The Joint Admissions and Matriculation Board (JAMB) has inaugurated a 23-member special purpose committee to investigate 6,458 cases of technology-driven malpractice detected during the 2025 Unified Tertiary Matriculation Examination (UTME).
The Registrar of JAMB, Prof. Ishaq Oloyede, inaugurated the committee on Monday in Abuja, expressing concern over the increasing sophistication of exam fraud.
He disclosed that the results of the affected candidates are currently under investigation, stressing that the committee must submit its findings within three weeks.
“This year we came across a number of strange things, and we felt that it would be better if we expanded our resources.

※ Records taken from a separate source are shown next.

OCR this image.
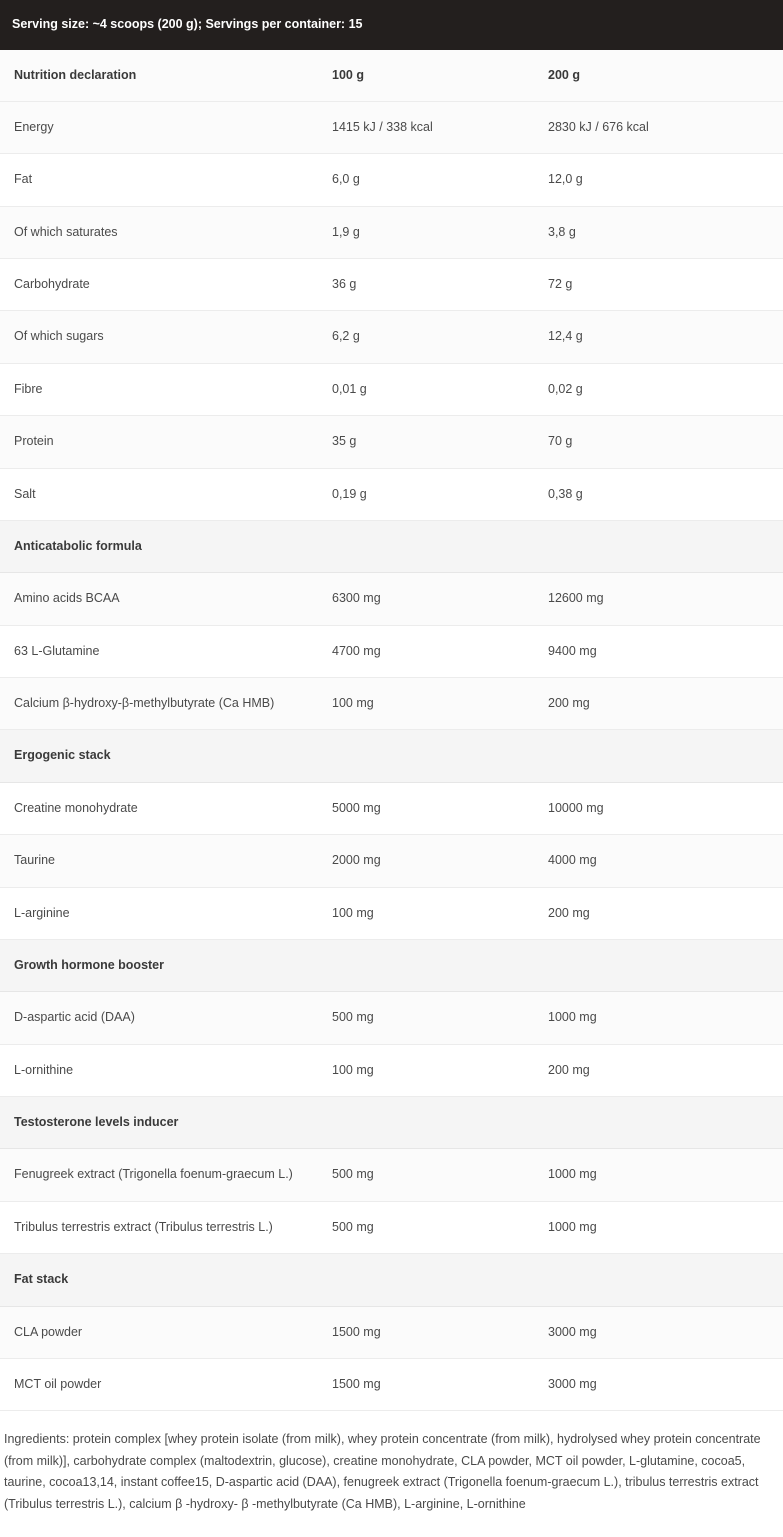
Serving size: ~4 scoops (200 g); Servings per container: 15
Nutrition declaration	100 g	200 g
Energy	1415 kJ / 338 kcal	2830 kJ / 676 kcal
Fat	6,0 g	12,0 g
Of which saturates	1,9 g	3,8 g
Carbohydrate	36 g	72 g
Of which sugars	6,2 g	12,4 g
Fibre	0,01 g	0,02 g
Protein	35 g	70 g
Salt	0,19 g	0,38 g
Anticatabolic formula		
Amino acids BCAA	6300 mg	12600 mg
63 L-Glutamine	4700 mg	9400 mg
Calcium β-hydroxy-β-methylbutyrate (Ca HMB)	100 mg	200 mg
Ergogenic stack		
Creatine monohydrate	5000 mg	10000 mg
Taurine	2000 mg	4000 mg
L-arginine	100 mg	200 mg
Growth hormone booster		
D-aspartic acid (DAA)	500 mg	1000 mg
L-ornithine	100 mg	200 mg
Testosterone levels inducer		
Fenugreek extract (Trigonella foenum-graecum L.)	500 mg	1000 mg
Tribulus terrestris extract (Tribulus terrestris L.)	500 mg	1000 mg
Fat stack		
CLA powder	1500 mg	3000 mg
MCT oil powder	1500 mg	3000 mg
Ingredients: protein complex [whey protein isolate (from milk), whey protein concentrate (from milk), hydrolysed whey protein concentrate (from milk)], carbohydrate complex (maltodextrin, glucose), creatine monohydrate, CLA powder, MCT oil powder, L-glutamine, cocoa5, taurine, cocoa13,14, instant coffee15, D-aspartic acid (DAA), fenugreek extract (Trigonella foenum-graecum L.), tribulus terrestris extract (Tribulus terrestris L.), calcium β -hydroxy- β -methylbutyrate (Ca HMB), L-arginine, L-ornithine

And we believe that God has endowed this nation with a lot of resources that we can tap from,” Oloyede said.
According to him, malpractice has now gone beyond traditional schemes into technologically advanced forms, with some accredited CBT centres and candidates engaging in biometric and identity fraud.
While 141 cases of “normal” malpractice have already been referred to JAMB’s disciplinary committee, the newly inaugurated panel will probe “extraordinary infractions” such as image blending, albinism falsification, finger pairing, and attempts to breach CBT centres’ local networks.

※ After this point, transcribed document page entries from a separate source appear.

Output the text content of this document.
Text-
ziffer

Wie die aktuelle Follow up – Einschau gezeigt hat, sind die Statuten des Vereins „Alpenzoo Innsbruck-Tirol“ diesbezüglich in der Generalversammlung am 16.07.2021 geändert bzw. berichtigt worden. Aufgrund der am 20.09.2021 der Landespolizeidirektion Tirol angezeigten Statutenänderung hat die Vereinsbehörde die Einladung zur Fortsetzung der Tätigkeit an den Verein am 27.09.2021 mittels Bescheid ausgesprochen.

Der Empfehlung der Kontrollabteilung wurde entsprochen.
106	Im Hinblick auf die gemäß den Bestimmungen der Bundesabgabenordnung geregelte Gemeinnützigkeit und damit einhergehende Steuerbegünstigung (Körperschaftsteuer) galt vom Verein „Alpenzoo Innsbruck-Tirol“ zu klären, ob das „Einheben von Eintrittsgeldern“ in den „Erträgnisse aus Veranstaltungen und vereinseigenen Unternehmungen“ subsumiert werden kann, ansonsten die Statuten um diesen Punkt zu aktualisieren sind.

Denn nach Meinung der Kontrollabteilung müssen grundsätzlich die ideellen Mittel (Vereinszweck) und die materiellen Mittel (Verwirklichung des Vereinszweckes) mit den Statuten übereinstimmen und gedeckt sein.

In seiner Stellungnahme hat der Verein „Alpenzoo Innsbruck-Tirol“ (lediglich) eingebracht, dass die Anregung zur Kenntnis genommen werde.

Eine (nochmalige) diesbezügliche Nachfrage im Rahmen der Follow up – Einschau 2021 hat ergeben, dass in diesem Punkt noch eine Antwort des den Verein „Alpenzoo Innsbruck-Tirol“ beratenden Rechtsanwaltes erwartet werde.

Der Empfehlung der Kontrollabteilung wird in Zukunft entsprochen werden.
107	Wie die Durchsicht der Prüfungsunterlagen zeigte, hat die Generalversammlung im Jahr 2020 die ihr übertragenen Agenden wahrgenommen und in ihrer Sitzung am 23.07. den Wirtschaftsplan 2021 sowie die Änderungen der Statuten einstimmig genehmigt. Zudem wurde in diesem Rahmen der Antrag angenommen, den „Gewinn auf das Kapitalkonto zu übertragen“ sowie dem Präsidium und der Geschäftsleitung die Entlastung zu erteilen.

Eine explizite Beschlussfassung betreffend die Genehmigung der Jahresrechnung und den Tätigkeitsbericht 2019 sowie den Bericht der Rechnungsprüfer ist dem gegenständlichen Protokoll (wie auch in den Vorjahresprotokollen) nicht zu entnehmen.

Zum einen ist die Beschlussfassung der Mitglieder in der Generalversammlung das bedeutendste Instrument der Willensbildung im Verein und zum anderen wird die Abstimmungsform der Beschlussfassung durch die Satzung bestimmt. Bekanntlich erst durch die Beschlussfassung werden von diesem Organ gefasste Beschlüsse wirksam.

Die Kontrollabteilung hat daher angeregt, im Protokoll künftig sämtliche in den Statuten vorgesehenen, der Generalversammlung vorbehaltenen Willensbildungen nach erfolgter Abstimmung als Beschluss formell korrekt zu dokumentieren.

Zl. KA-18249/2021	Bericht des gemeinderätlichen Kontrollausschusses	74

The committee comprises respected academics and security experts, including Prof. Muhammad Bello, Prof. Samuel Odewummi, Prof. Chinedum Nwajiuba, Prof. Tanko Ishaya, Prof. Ibe Ifeakandu, retired Police Commissioner Fatai Owoseni, Dr. Chuks Okpaka of Microsoft Africa, and the President of the National Association of Nigerian Students.
Also represented are the Office of the National Security Adviser, the Department of State Services, the Nigeria Police Force, and the National Association of Proprietors of Private Schools, among others.
The development underscores JAMB’s heightened vigilance in safeguarding the integrity of Nigeria’s tertiary admissions process amid rising cases of high-tech examination malpractice.